The problem generator is responsible for identifying and formulating new challenges or tasks for the agent to solve. It explores the environment for opportunities to improve performance or acquire new knowledge. The problem generator can range from simple task generation algorithms to more sophisticated mechanisms that consider the agent's current capabilities and objectives.

Critic

The critic component provides feedback to the agent on its actions and decisions, helping it understand the consequences of its behaviour.

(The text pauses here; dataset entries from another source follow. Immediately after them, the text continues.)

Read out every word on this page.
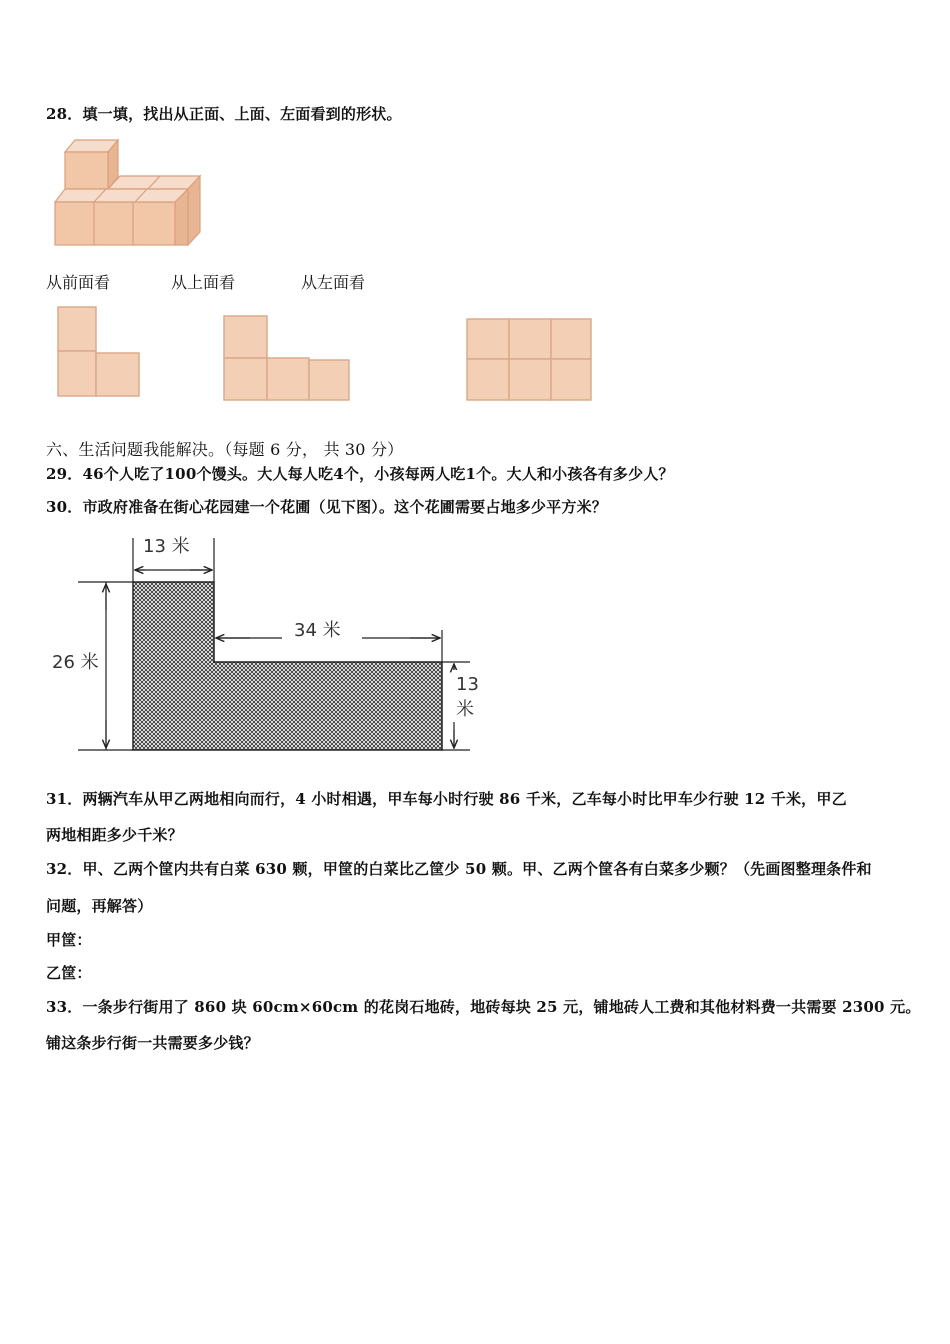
28．填一填，找出从正面、上面、左面看到的形状。
从前面看	从上面看	从左面看
六、生活问题我能解决。（每题 6 分， 共 30 分）
29．46个人吃了100个馒头。大人每人吃4个，小孩每两人吃1个。大人和小孩各有多少人？
30．市政府准备在街心花园建一个花圃（见下图）。这个花圃需要占地多少平方米？
13 米
34 米
26 米
13
米
31．两辆汽车从甲乙两地相向而行，4 小时相遇，甲车每小时行驶 86 千米，乙车每小时比甲车少行驶 12 千米，甲乙
两地相距多少千米？
32．甲、乙两个筐内共有白菜 630 颗，甲筐的白菜比乙筐少 50 颗。甲、乙两个筐各有白菜多少颗？（先画图整理条件和
问题，再解答）
甲筐：
乙筐：
33．一条步行街用了 860 块 60cm×60cm 的花岗石地砖，地砖每块 25 元，铺地砖人工费和其他材料费一共需要 2300 元。
铺这条步行街一共需要多少钱？
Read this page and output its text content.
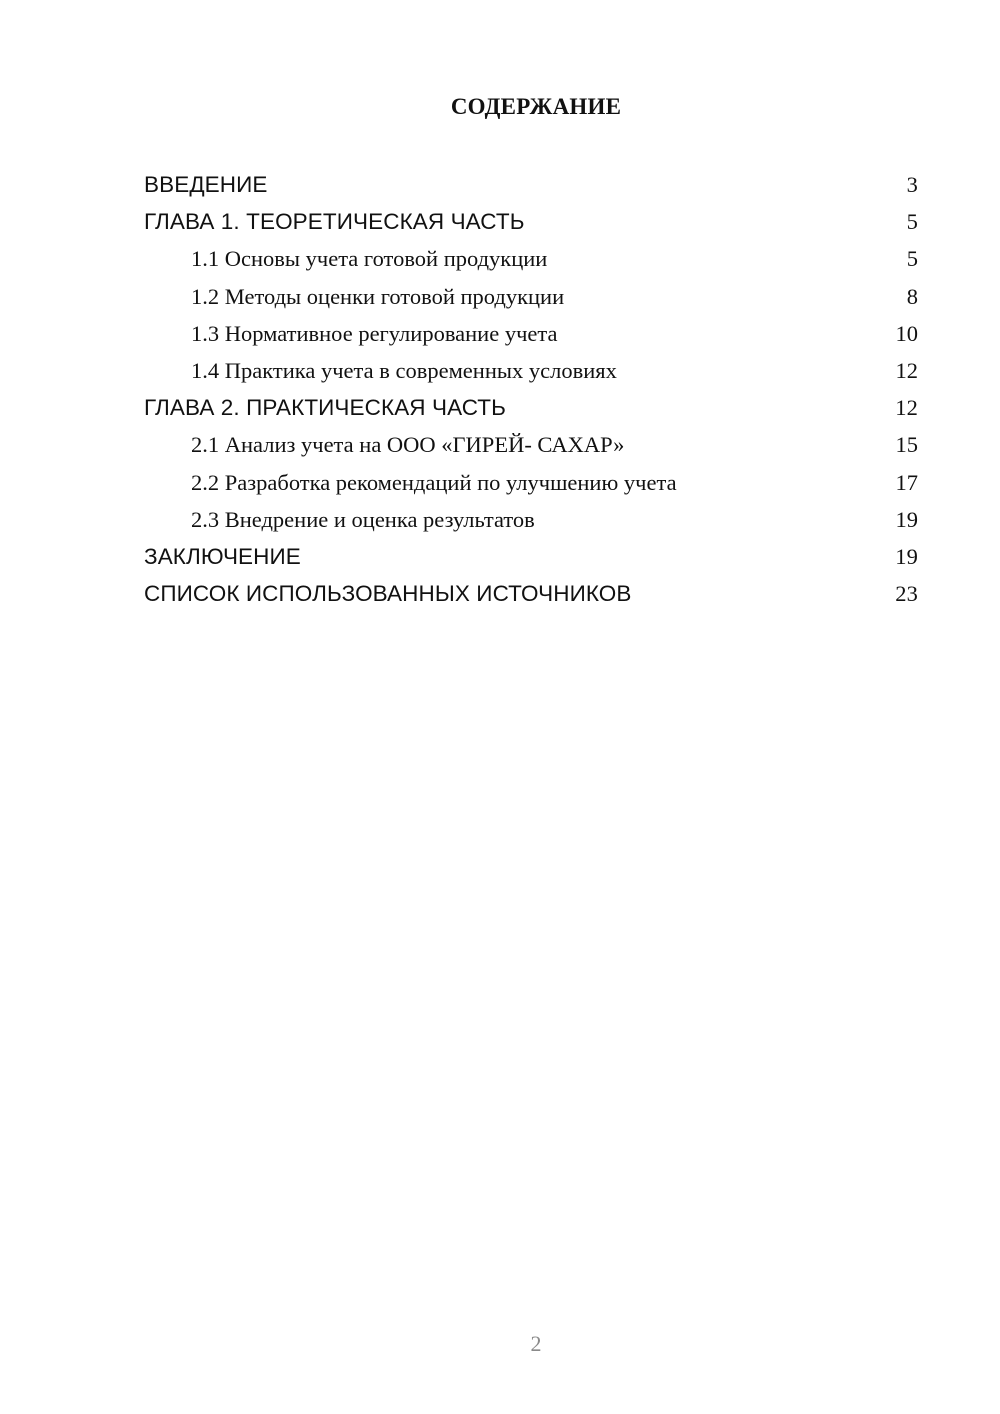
СОДЕРЖАНИЕ
ВВЕДЕНИЕ	3
ГЛАВА 1. ТЕОРЕТИЧЕСКАЯ ЧАСТЬ	5
1.1 Основы учета готовой продукции	5
1.2 Методы оценки готовой продукции	8
1.3 Нормативное регулирование учета	10
1.4 Практика учета в современных условиях	12
ГЛАВА 2. ПРАКТИЧЕСКАЯ ЧАСТЬ	12
2.1 Анализ учета на ООО «ГИРЕЙ- САХАР»	15
2.2 Разработка рекомендаций по улучшению учета	17
2.3 Внедрение и оценка результатов	19
ЗАКЛЮЧЕНИЕ	19
СПИСОК ИСПОЛЬЗОВАННЫХ ИСТОЧНИКОВ	23
2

It evaluates the agent's performance against predefined goals or criteria and identifies areas for improvement. The critic can be implemented as a separate module within the agent or integrated into the learning process to guide the exploration-exploitation trade-off.

 Learning

Learning mechanisms enable the agent to improve its performance over time through experience. This can involve various techniques such as supervised learning, reinforcement learning, or unsupervised learning. Learning allows the agent to adapt to changing environments, discover patterns in data, and refine its decision-making processes.

 Behaviour

The behaviour of the agent refers to the actions it takes in response to incoming percepts and its current state. This behaviour is determined by the agent program and can be influenced by learning mechanisms, performance measures, and external stimuli. The goal of the agent's behaviour is to maximize its performance or utility in the given environment.

Knowledge

Knowledge encompasses the information, representations, and models that the agent acquires and uses to understand its environment, make decisions, and solve problems. This knowledge can be explicit or implicit, structured or unstructured, and can include facts, rules, heuristics, or learned patterns. Effective knowledge representation and management are essential for the agent to achieve its goals efficiently and adapt to new situations.

Understanding 

Each of these component elements plays a crucial role in defining the function and behaviour of your cyber AI agent, allowing it to perceive, reason, learn, understand, decide and act effectively in its environment.

Conclusion

In conclusion, the development of a reference architecture for AI cybersecurity agents is essential for addressing the complex challenges of modern cybersecurity. By providing a standardized framework, a reference architecture facilitates the design, implementation, and evaluation of robust, scalable, and interoperable agent-based solutions. It enhances the understanding, collaboration, and coordination among agents and human counterparts, ultimately strengthening cybersecurity defences and safeguarding digital assets in an ever-evolving threat landscape.